The events giving rise to More occurred in 2004. In that year 17 year-old Darren More suffered a devastating brain injury while playing organized ice hockey in Esquimalt, British Columbia. At the time of his accident, More was wearing a Bauer HH5000L hockey helmet.

The defendants at trial were Bauer Nike Hockey Inc and Bauer Hockey Corp, the entities responsible for the design and manufacture of the helmet, and the Canadian Standards Association (the “CSA”), the SDO responsible for developing the standards for ice hockey helmets in Canada and for certifying helmets against the standard.

The plaintiffs, More and his parents, alleged that the CSA knew or ought to have known that the standards it set relating to ice hockey helmets were inadequate. They claimed that the CSA had a duty to develop helmet standards sufficient to prevent the risk of serious head injury and that the CSA had breached this duty.

The CSA argued that it owed no duty of care to the plaintiffs on the basis that there was insufficient proximity between the CSA and end users to ground a duty of care and that, in any event, policy considerations militated against imposing such a duty.

The BC Supreme Court found there was sufficient proximity to found a duty of care primarily because all persons playing organized hockey in Canada are required to wear a CSA-approved helmet and any hockey helmet that is not certified by the CSA is considered a “hazardous product” that cannot be sold here.

In going on to consider whether there were any policy reasons that should derogate from this duty, the court considered, and seemingly gave little weight to, a number of factors including that the CSA is largely a volunteer organization with a public service aspect to its performance and that extending the risk of liability to the CSA might adversely affect its ability to function. The court distinguished prior cases which found SDOs did not owe a duty of care to purchasers whose only losses were economic.

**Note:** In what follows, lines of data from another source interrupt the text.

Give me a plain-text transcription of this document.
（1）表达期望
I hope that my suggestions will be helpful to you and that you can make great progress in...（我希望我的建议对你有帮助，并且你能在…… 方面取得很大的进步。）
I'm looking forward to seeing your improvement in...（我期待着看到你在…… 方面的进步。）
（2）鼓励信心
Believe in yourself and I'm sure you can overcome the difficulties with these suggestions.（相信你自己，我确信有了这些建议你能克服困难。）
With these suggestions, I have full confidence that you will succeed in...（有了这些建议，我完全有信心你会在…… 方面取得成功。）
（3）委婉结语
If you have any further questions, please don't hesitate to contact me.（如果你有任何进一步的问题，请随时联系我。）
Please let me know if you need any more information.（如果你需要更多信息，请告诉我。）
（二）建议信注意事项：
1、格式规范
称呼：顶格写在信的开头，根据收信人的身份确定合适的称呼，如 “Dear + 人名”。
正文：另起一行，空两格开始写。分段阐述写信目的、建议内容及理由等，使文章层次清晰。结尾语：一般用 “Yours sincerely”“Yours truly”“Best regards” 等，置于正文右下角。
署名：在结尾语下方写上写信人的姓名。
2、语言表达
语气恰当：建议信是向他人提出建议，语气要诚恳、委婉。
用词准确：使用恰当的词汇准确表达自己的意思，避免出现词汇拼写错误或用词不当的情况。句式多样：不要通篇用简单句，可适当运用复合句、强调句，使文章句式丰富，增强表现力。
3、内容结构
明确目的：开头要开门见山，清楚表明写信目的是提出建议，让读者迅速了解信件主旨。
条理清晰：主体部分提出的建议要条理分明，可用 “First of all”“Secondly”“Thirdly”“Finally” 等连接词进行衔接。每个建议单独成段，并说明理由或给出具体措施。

It noted that unlike economic losses, personal injuries can never be fully repaired with monetary compensation and thus civil sanctions are justified for personal injury on the basis of justice, punishment, deterrence and education.  

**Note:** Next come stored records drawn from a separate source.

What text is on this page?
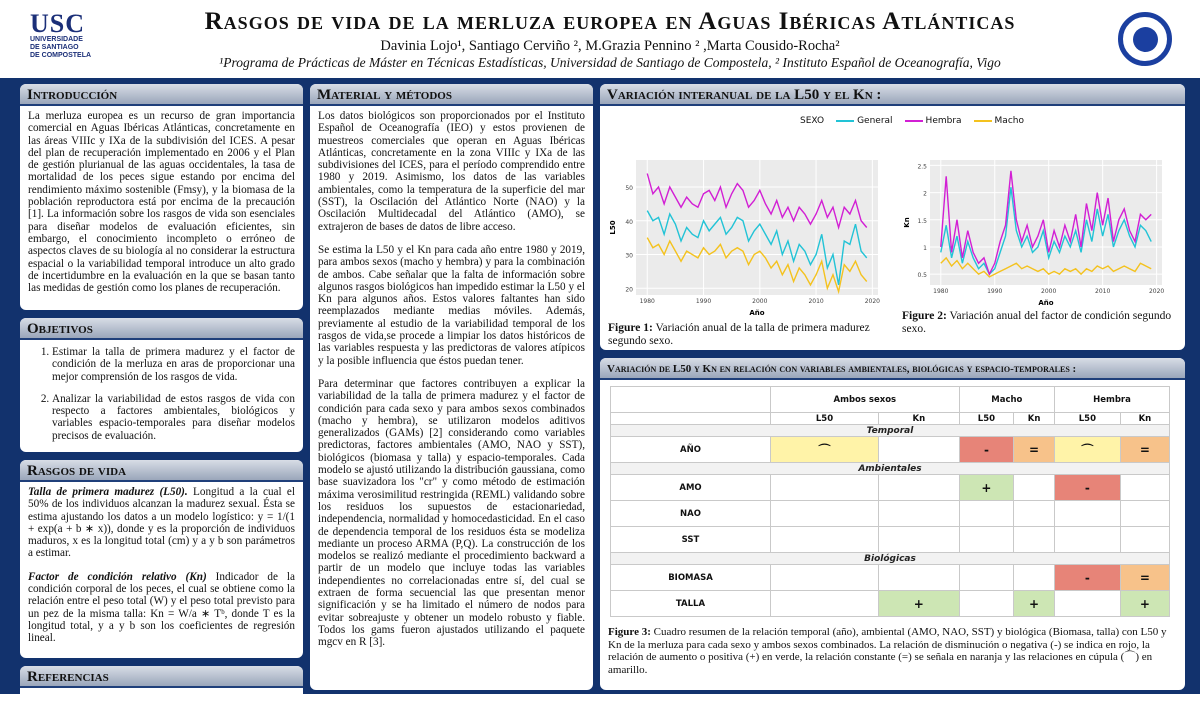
USC
UNIVERSIDADE
DE SANTIAGO
DE COMPOSTELA
Rasgos de vida de la merluza europea en Aguas Ibéricas Atlánticas
Davinia Lojo¹, Santiago Cerviño ², M.Grazia Pennino ² ,Marta Cousido-Rocha²
¹Programa de Prácticas de Máster en Técnicas Estadísticas, Universidad de Santiago de Compostela, ² Instituto Español de Oceanografía, Vigo
Introducción
La merluza europea es un recurso de gran importancia comercial en Aguas Ibéricas Atlánticas, concretamente en las áreas VIIIc y IXa de la subdivisión del ICES. A pesar del plan de recuperación implementado en 2006 y el Plan de gestión plurianual de las aguas occidentales, la tasa de mortalidad de los peces sigue estando por encima del rendimiento máximo sostenible (Fmsy), y la biomasa de la población reproductora está por encima de la precaución [1]. La información sobre los rasgos de vida son esenciales para diseñar modelos de evaluación eficientes, sin embargo, el conocimiento incompleto o erróneo de aspectos claves de su biología al no considerar la estructura espacial o la variabilidad temporal introduce un alto grado de incertidumbre en la evaluación en la que se basan tanto las medidas de gestión como los planes de recuperación.
Objetivos
1. Estimar la talla de primera madurez y el factor de condición de la merluza en aras de proporcionar una mejor comprensión de los rasgos de vida.
2. Analizar la variabilidad de estos rasgos de vida con respecto a factores ambientales, biológicos y variables espacio-temporales para diseñar modelos precisos de evaluación.
Rasgos de vida

Talla de primera madurez (L50). Longitud a la cual el 50% de los individuos alcanzan la madurez sexual. Ésta se estima ajustando los datos a un modelo logístico: y = 1/(1 + exp(a + b ∗ x)), donde y es la proporción de individuos maduros, x es la longitud total (cm) y a y b son parámetros a estimar.

Factor de condición relativo (Kn) Indicador de la condición corporal de los peces, el cual se obtiene como la relación entre el peso total (W) y el peso total previsto para un pez de la misma talla: Kn = W/a ∗ Tᵇ, donde T es la longitud total, y a y b son los coeficientes de regresión lineal.

Referencias
Material y métodos

Los datos biológicos son proporcionados por el Instituto Español de Oceanografía (IEO) y estos provienen de muestreos comerciales que operan en Aguas Ibéricas Atlánticas, concretamente en la zona VIIIc y IXa de las subdivisiones del ICES, para el período comprendido entre 1980 y 2019. Asimismo, los datos de las variables ambientales, como la temperatura de la superficie del mar (SST), la Oscilación del Atlántico Norte (NAO) y la Oscilación Multidecadal del Atlántico (AMO), se extrajeron de bases de datos de libre acceso.

Se estima la L50 y el Kn para cada año entre 1980 y 2019, para ambos sexos (macho y hembra) y para la combinación de ambos. Cabe señalar que la falta de información sobre algunos rasgos biológicos han impedido estimar la L50 y el Kn para algunos años. Estos valores faltantes han sido reemplazados mediante medias móviles. Además, previamente al estudio de la variabilidad temporal de los rasgos de vida,se procede a limpiar los datos históricos de las variables respuesta y las predictoras de valores atípicos y la posible influencia que éstos puedan tener.

Para determinar que factores contribuyen a explicar la variabilidad de la talla de primera madurez y el factor de condición para cada sexo y para ambos sexos combinados (macho y hembra), se utilizaron modelos aditivos generalizados (GAMs) [2] considerando como variables predictoras, factores ambientales (AMO, NAO y SST), biológicos (biomasa y talla) y espacio-temporales. Cada modelo se ajustó utilizando la distribución gaussiana, como base suavizadora los "cr" y como método de estimación máxima verosimilitud restringida (REML) validando sobre los residuos los supuestos de estacionariedad, independencia, normalidad y homocedasticidad. En el caso de dependencia temporal de los residuos ésta se modeliza mediante un proceso ARMA (P,Q). La construcción de los modelos se realizó mediante el procedimiento backward a partir de un modelo que incluye todas las variables independientes no correlacionadas entre sí, del cual se extraen de forma secuencial las que presentan menor significación y se ha limitado el número de nodos para evitar sobreajuste y obtener un modelo robusto y fiable. Todos los gams fueron ajustados utilizando el paquete mgcv en R [3].

Variación interanual de la L50 y el Kn :
SEXO	General	Hembra	Macho
20
30
40
50
1980	1990	2000	2010	2020
Año
L50
0.5
1
1.5
2
2.5
1980	1990	2000	2010	2020
Año
Kn
Figure 1: Variación anual de la talla de primera madurez segundo sexo.
Figure 2: Variación anual del factor de condición segundo sexo.
Variación de L50 y Kn en relación con variables ambientales, biológicas y espacio-temporales :
	Ambos sexos		Macho		Hembra	
	L50	Kn	L50	Kn	L50	Kn
Temporal						
AÑO	⌒		-	=	⌒	=
Ambientales						
AMO			+		-	
NAO						
SST						
Biológicas						
BIOMASA					-	=
TALLA		+		+		+
Figure 3: Cuadro resumen de la relación temporal (año), ambiental (AMO, NAO, SST) y biológica (Biomasa, talla) con L50 y Kn de la merluza para cada sexo y ambos sexos combinados. La relación de disminución o negativa (-) se indica en rojo, la relación de aumento o positiva (+) en verde, la relación constante (=) se señala en naranja y las relaciones en cúpula (⌒) en amarillo.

Ultimately, while the court found the CSA owed a duty of care to More, it also found the CSA did not breach this duty in the circumstances, and in any event, that the standard the plaintiffs alleged ought to have been in place would not have prevented More’s injuries. The BC Supreme Court consequently dismissed the plaintiffs’ claims against the CSA.

It remains to be seen whether this decision will be followed in other Canadian jurisdictions. While the More decision will be considered persuasive, it is not binding on courts of other provinces and even if it is followed, it may be confined to cases involving personal injury leaving open the question of its application to cases confined to property damage.